Whatever the council determines upon, it is to be hoped that just a little green pepper will be added to the dressing, and a little of everything else too which is good and happens to be handy.
Not more than forty years ago Thanksgiving proclamations were only issued by the Governors of Massachusetts and Connecticut, but now what used to be called south of the Potomac the "New England Christmas" is celebrated in the length and breadth of the land, though the day has lost in a great measure its early significance.
In the early colonial days the Puritans of New England abolished Christmas as a relic of popery and prelacy, which they held in nearly equal detestation. Laws were passed to punish the observance of Christmas Day.
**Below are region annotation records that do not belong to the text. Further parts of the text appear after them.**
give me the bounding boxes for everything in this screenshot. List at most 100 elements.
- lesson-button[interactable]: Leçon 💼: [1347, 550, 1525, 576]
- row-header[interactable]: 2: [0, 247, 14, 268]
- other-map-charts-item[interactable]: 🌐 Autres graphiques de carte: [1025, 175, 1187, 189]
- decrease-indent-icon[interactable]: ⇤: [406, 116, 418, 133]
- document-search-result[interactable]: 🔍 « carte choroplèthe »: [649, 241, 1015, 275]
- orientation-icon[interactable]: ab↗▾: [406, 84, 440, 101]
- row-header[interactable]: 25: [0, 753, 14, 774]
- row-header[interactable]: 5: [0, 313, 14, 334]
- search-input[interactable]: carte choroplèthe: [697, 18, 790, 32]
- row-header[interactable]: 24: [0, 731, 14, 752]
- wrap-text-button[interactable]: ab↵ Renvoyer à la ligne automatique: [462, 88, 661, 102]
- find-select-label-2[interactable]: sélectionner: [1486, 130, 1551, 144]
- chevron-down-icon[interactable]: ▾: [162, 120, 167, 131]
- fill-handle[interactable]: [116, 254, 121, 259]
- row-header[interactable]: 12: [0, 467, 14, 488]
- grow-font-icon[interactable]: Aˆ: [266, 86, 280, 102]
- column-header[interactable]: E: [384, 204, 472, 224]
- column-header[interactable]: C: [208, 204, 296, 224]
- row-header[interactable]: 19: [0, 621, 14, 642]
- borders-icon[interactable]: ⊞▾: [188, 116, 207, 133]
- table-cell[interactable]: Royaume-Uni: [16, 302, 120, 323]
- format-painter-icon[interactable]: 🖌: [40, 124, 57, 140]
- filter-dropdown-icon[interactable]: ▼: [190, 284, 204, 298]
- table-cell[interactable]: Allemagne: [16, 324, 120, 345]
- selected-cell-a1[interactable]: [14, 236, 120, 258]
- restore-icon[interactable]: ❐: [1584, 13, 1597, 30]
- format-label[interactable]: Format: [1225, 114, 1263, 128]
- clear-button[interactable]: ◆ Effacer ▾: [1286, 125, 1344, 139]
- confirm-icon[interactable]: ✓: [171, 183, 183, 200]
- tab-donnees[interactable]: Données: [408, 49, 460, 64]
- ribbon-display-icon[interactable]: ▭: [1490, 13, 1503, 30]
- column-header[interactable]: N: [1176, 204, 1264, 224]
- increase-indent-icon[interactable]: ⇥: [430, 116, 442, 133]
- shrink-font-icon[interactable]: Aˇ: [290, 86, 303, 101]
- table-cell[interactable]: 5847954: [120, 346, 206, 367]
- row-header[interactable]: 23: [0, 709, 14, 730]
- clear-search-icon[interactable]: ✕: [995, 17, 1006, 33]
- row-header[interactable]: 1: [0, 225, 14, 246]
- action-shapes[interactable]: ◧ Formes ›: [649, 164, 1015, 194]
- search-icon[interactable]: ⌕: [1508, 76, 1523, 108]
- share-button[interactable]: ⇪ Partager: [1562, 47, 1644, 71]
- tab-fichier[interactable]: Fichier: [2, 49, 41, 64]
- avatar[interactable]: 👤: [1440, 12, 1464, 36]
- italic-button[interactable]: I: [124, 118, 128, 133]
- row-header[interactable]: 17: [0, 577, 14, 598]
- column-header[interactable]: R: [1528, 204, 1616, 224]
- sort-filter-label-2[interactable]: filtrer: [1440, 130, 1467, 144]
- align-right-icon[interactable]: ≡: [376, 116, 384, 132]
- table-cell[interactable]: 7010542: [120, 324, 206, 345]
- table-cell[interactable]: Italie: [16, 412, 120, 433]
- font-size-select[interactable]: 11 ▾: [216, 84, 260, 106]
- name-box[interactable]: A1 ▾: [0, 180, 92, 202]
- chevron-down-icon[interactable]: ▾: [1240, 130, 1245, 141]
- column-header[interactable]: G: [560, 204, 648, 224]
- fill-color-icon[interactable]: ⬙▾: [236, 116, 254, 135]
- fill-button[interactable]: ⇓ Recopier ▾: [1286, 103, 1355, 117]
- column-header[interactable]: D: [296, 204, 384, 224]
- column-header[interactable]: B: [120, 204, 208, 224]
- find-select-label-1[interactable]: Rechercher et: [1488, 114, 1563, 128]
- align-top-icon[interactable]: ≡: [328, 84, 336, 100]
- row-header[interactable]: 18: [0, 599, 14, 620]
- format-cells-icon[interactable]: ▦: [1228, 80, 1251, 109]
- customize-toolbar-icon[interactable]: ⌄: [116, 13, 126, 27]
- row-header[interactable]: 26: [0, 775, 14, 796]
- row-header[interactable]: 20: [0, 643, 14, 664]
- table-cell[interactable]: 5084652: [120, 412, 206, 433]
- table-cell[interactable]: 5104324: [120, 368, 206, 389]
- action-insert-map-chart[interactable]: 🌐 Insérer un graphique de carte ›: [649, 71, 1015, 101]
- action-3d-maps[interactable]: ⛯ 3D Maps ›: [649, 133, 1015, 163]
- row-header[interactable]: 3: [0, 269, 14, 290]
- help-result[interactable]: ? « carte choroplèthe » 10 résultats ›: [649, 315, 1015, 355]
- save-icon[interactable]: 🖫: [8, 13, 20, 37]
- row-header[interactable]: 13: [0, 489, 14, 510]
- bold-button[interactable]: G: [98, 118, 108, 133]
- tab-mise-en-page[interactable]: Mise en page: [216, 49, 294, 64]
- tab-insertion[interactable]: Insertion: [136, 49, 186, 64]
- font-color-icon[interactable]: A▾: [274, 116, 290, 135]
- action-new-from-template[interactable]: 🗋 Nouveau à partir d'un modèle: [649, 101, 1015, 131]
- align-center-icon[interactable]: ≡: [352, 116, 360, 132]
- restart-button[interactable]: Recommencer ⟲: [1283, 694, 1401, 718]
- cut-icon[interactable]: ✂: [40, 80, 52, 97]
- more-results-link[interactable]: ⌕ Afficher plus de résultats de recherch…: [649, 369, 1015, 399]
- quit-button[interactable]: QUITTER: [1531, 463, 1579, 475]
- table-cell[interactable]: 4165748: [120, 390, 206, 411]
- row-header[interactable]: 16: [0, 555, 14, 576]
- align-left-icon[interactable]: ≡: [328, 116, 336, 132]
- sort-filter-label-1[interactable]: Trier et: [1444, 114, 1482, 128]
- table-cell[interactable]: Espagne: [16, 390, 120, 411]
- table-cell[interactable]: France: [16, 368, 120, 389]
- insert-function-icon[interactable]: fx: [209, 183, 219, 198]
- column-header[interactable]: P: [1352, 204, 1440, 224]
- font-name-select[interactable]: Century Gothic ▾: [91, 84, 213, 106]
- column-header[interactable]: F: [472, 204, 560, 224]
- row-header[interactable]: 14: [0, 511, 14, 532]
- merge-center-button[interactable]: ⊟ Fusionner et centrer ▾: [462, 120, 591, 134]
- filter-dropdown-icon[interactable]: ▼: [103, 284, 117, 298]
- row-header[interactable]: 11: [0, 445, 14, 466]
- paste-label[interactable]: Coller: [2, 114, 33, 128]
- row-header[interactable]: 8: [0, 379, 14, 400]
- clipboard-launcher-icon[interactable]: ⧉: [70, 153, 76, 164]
Someday, however, was needed to replace this discarded holiday, and Thanksgiving Day, toward the close of November, was selected to take the place. And so began this now universal American custom which is kept up in every part of the world wherever any little group of Americans happen to be gathered together.
These serious colonists built better than they knew, for while the Christmas celebration has been shorn of none of its glories, another day has been added to the few holidays of the people, and this day is happily given over to kindly reunions of families and friends, and something thereby added to that good-will among men which binds society together in firmer fellowship.
"The Day Before Thanksgiving," in Harper's Weekly Supplement, New York: Harper & Brothers, Vol. XXXIV, No. 1770, 22 November 1890, p. 912+.